Reputation: 854
I am trying to obtain a frequency count of key-value pairs from a Pandas data frame, using column names as keys.
Although there are several related questions, none really helped me achieve what I wanted, so I wrote a nested for loop to achieve my goal:
#first get all key value pairs
d = {}
for var in list(df.columns.values):
d[var] = df[var].unique().tolist()
#then count
d_num = {}
for k,l in d.iteritems():
for v in l:
d_num[(k+'_'+str(v))] = len(df[df[k]==v])
freqs = Counter(d_num.values()).most_common()
Obviously, this is slow, but I can't think of a way to do it using vectorized methods. Any ideas?
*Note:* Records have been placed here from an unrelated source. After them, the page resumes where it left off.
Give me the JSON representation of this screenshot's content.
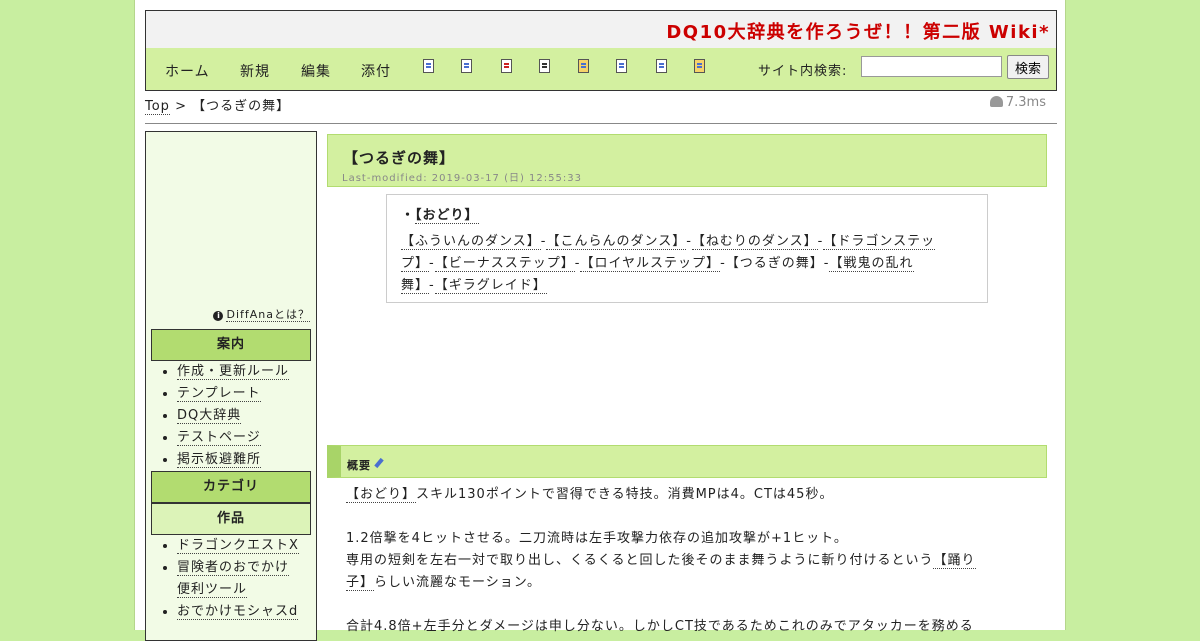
{
  "header": {
    "site_title": "DQ10大辞典を作ろうぜ！！第二版 Wiki*"
  },
  "nav": {
    "home": "ホーム",
    "new": "新規",
    "edit": "編集",
    "attach": "添付",
    "search_label": "サイト内検索:",
    "search_value": "",
    "search_button": "検索",
    "tool_icons": [
      "diff-icon",
      "backup-icon",
      "delete-icon",
      "save-icon",
      "lock-icon",
      "copy-icon",
      "list-icon",
      "help-icon"
    ]
  },
  "breadcrumb": {
    "top": "Top",
    "separator": ">",
    "current": "【つるぎの舞】"
  },
  "timing": "7.3ms",
  "sidebar": {
    "ad_note": "DiffAnaとは？",
    "guide_heading": "案内",
    "guide_items": [
      "作成・更新ルール",
      "テンプレート",
      "DQ大辞典",
      "テストページ",
      "掲示板避難所"
    ],
    "category_heading": "カテゴリ",
    "works_heading": "作品",
    "works_items": [
      "ドラゴンクエストX",
      "冒険者のおでかけ",
      "便利ツール",
      "おでかけモシャスd"
    ]
  },
  "article": {
    "title": "【つるぎの舞】",
    "last_modified": "Last-modified: 2019-03-17 (日) 12:55:33",
    "related": {
      "bullet": "・",
      "title": "【おどり】",
      "links": [
        "【ふういんのダンス】",
        "【こんらんのダンス】",
        "【ねむりのダンス】",
        "【ドラゴンステッ",
        "プ】",
        "【ビーナスステップ】",
        "【ロイヤルステップ】",
        "【つるぎの舞】",
        "【戦鬼の乱れ",
        "舞】",
        "【ギラグレイド】"
      ],
      "separator": "-"
    },
    "section_title": "概要",
    "para1_link": "【おどり】",
    "para1_text": "スキル130ポイントで習得できる特技。消費MPは4。CTは45秒。",
    "para2_line1": "1.2倍撃を4ヒットさせる。二刀流時は左手攻撃力依存の追加攻撃が+1ヒット。",
    "para2_line2_prefix": "専用の短剣を左右一対で取り出し、くるくると回した後そのまま舞うように斬り付けるという",
    "para2_link_a": "【踊り",
    "para2_link_b": "子】",
    "para2_line3_suffix": "らしい流麗なモーション。",
    "para3_line1": "合計4.8倍+左手分とダメージは申し分ない。しかしCT技であるためこれのみでアタッカーを務める"
  }
}
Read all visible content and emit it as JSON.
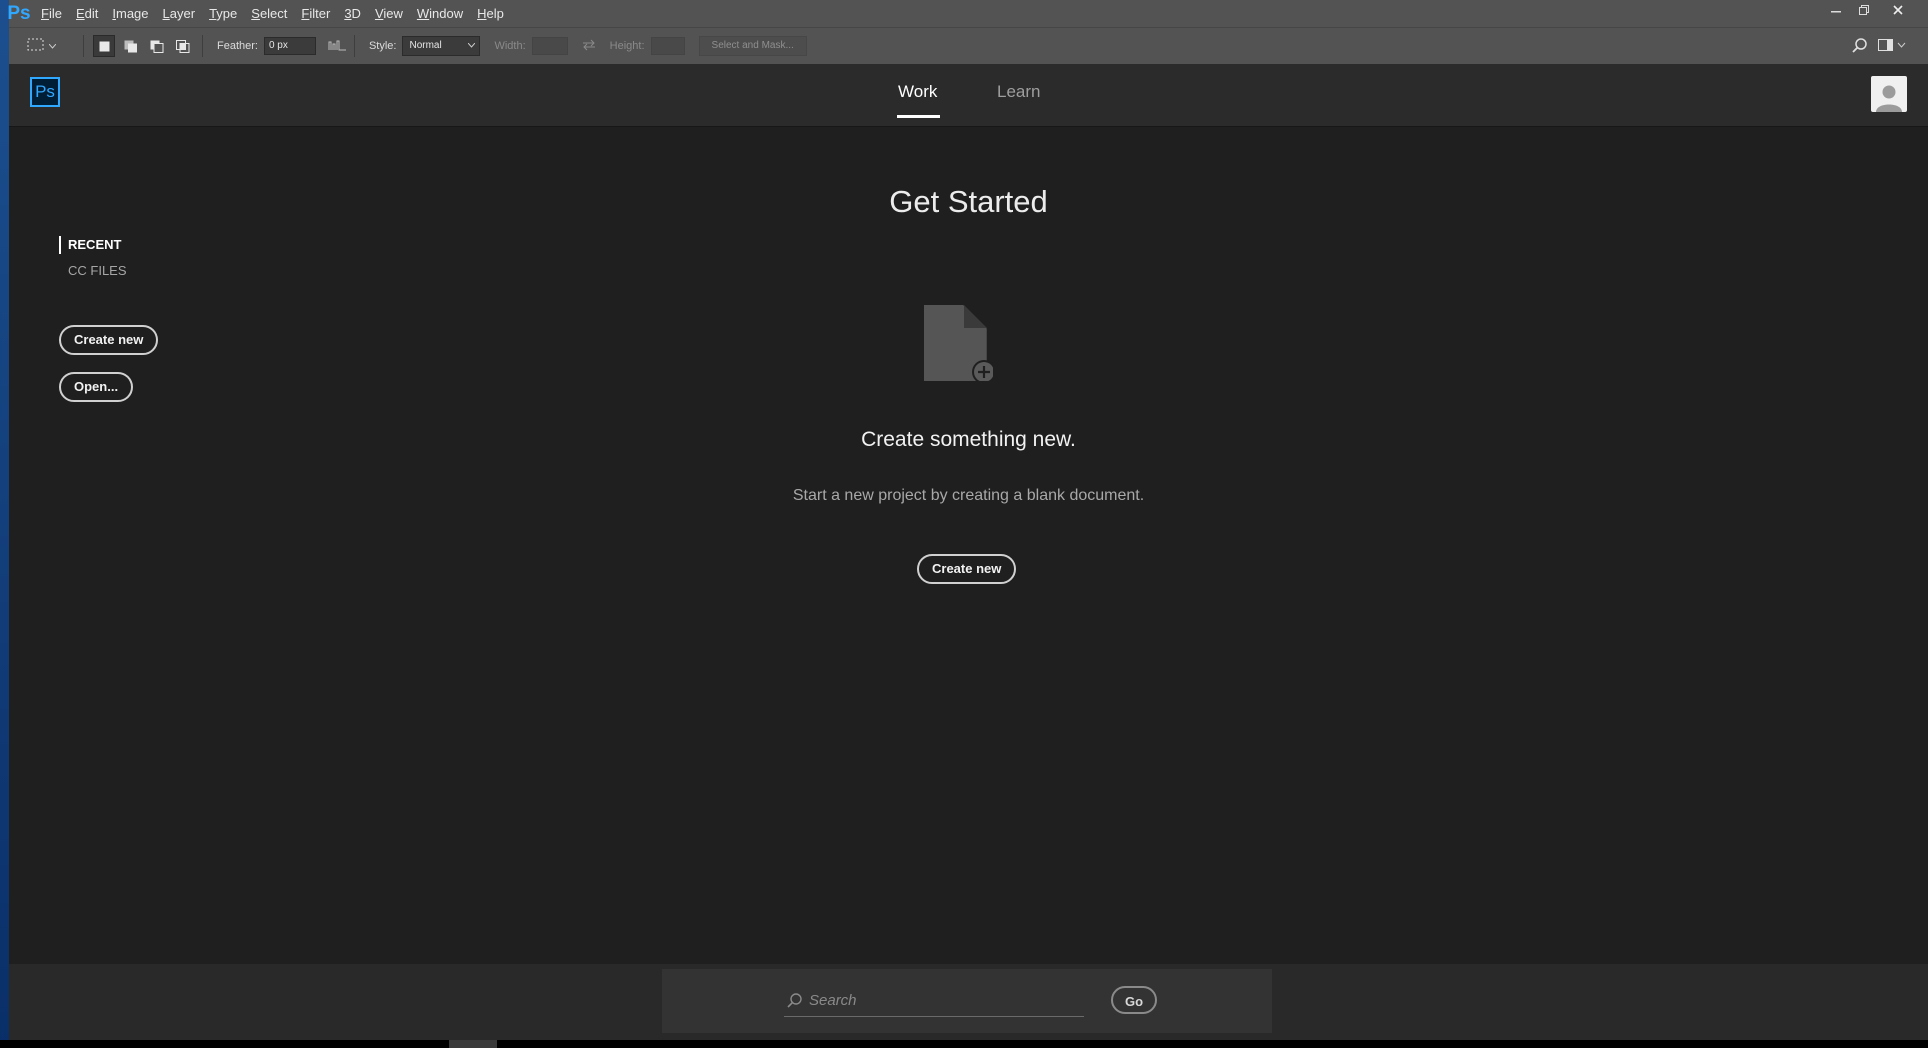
{
  "app": {
    "name": "Ps"
  },
  "menu": [
    "File",
    "Edit",
    "Image",
    "Layer",
    "Type",
    "Select",
    "Filter",
    "3D",
    "View",
    "Window",
    "Help"
  ],
  "options": {
    "feather_label": "Feather:",
    "feather_value": "0 px",
    "style_label": "Style:",
    "style_value": "Normal",
    "width_label": "Width:",
    "height_label": "Height:",
    "mask_label": "Select and Mask..."
  },
  "header": {
    "logo": "Ps",
    "tabs": [
      {
        "label": "Work"
      },
      {
        "label": "Learn"
      }
    ]
  },
  "sidebar": {
    "recent": "RECENT",
    "cc_files": "CC FILES",
    "create_new": "Create new",
    "open": "Open..."
  },
  "main": {
    "title": "Get Started",
    "headline": "Create something new.",
    "subline": "Start a new project by creating a blank document.",
    "create_new": "Create new"
  },
  "footer": {
    "search_placeholder": "Search",
    "go": "Go"
  },
  "colors": {
    "accent": "#31a8ff",
    "background": "#1f1f1f",
    "chrome": "#535353"
  },
  "icons": [
    "marquee-tool-icon",
    "new-selection-icon",
    "add-selection-icon",
    "subtract-selection-icon",
    "intersect-selection-icon",
    "anti-alias-icon",
    "swap-icon",
    "search-icon",
    "workspace-icon",
    "document-add-icon",
    "avatar-icon"
  ]
}
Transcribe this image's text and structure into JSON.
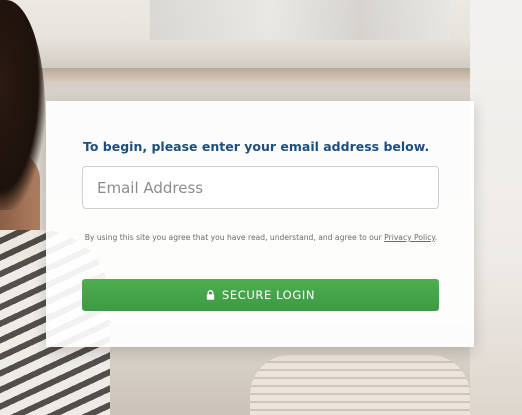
{
  "login": {
    "prompt": "To begin, please enter your email address below.",
    "email_placeholder": "Email Address",
    "email_value": "",
    "terms_text": "By using this site you agree that you have read, understand, and agree to our",
    "privacy_link": "Privacy Policy",
    "terms_end": ".",
    "button_label": "SECURE LOGIN",
    "button_icon": "lock-icon"
  },
  "colors": {
    "prompt_text": "#1c4f7d",
    "button_green": "#45a44b"
  }
}
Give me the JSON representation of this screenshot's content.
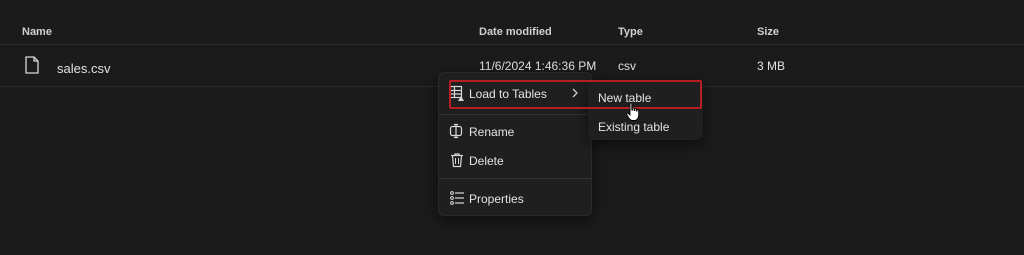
{
  "header": {
    "name": "Name",
    "date_modified": "Date modified",
    "type": "Type",
    "size": "Size"
  },
  "files": [
    {
      "name": "sales.csv",
      "date": "11/6/2024 1:46:36 PM",
      "type": "csv",
      "size": "3 MB",
      "icon": "file-icon"
    }
  ],
  "context_menu": {
    "items": [
      {
        "label": "Load to Tables",
        "icon": "table-load-icon",
        "has_submenu": true
      },
      {
        "label": "Rename",
        "icon": "rename-icon"
      },
      {
        "label": "Delete",
        "icon": "trash-icon"
      },
      {
        "label": "Properties",
        "icon": "properties-icon"
      }
    ],
    "submenu": [
      {
        "label": "New table"
      },
      {
        "label": "Existing table"
      }
    ]
  },
  "colors": {
    "background": "#1b1b1c",
    "menu_background": "#1f1f20",
    "highlight_border": "#b81d24"
  }
}
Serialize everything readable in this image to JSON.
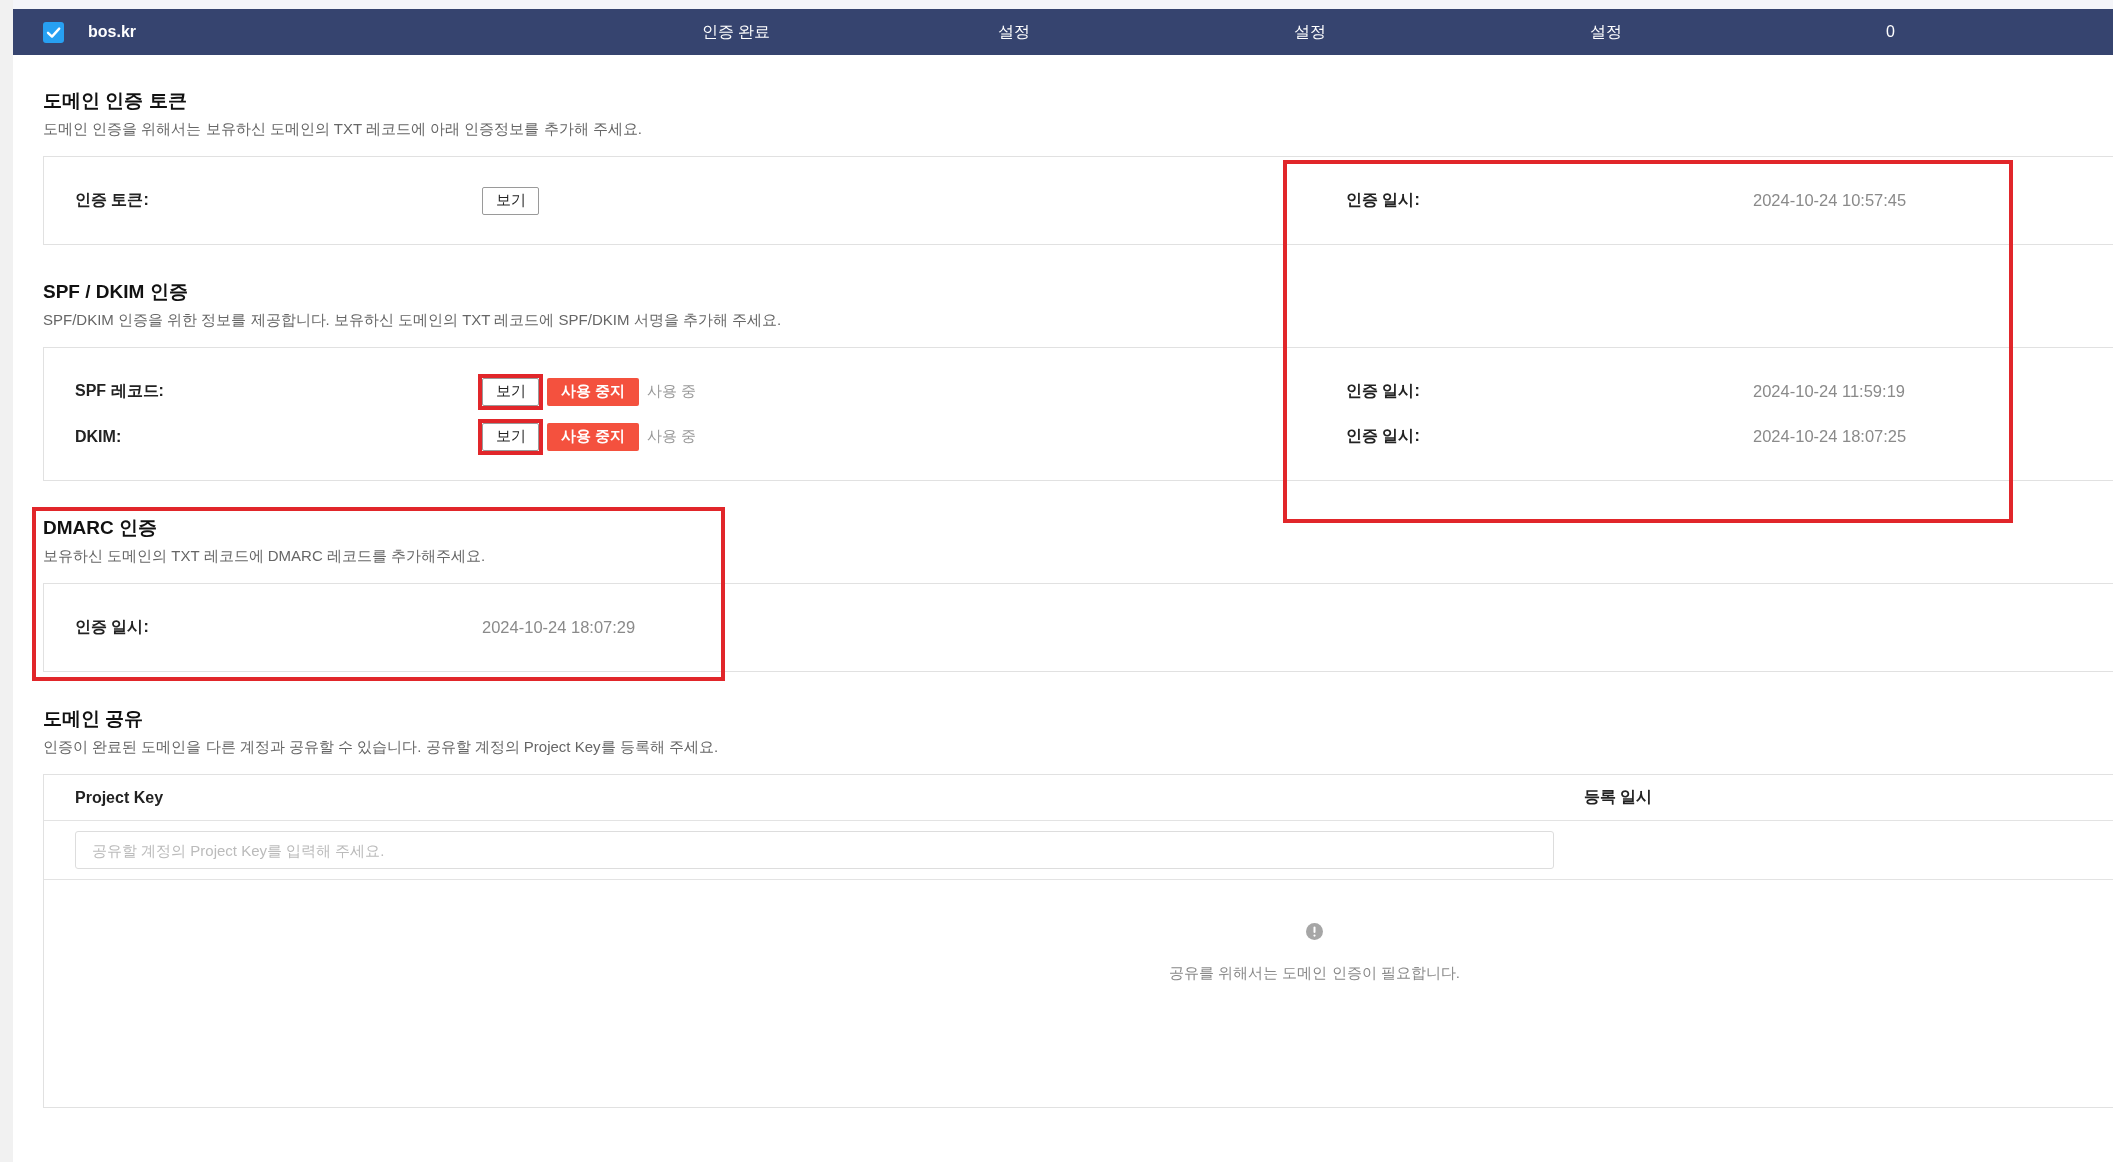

Edit: Here is a sample input:
Name Animal Legs Color
0 Foo Dog 4 Brown
1 Bar Cat 4 White
2 Baz Cat 4 Black
3 Foo Bird 2 Black
4 Foo Dog 4 White
Output (not necessarily a dictionary, and not necessarily with that kind of keys):
out = {Name_Foo: 3, Name_Bar:1, Name_Baz:1, Animal_Dog:2, Animal_Cat:2, Animal_Bird:1, Legs_2:1, Legs_4:4, Color_Brown:1, Color_White:2, Color_Black:2}
Upvotes: 3
Views: 3589
Reputation: 394159
You can use value_counts
for each column and assign to this a dict to produce a dict of Series:
In [19]:
temp={}
for col in df:
temp[col] = df[col].value_counts()
temp
Out[19]:
{'Animal': Dog 2
Cat 2
Bird 1
dtype: int64, 'Name': Foo 3
Baz 1
Bar 1
dtype: int64, 'Legs': 4 4
2 1
dtype: int64, 'Color': Black 2
White 2
Brown 1
dtype: int64}
In [21]:
temp['Animal']
Out[21]:
Dog 2
Cat 2
Bird 1
dtype: int64
If you then wanted to access the 'Dog' count then temp['Animal']['Dog']
would output 2
Upvotes: 4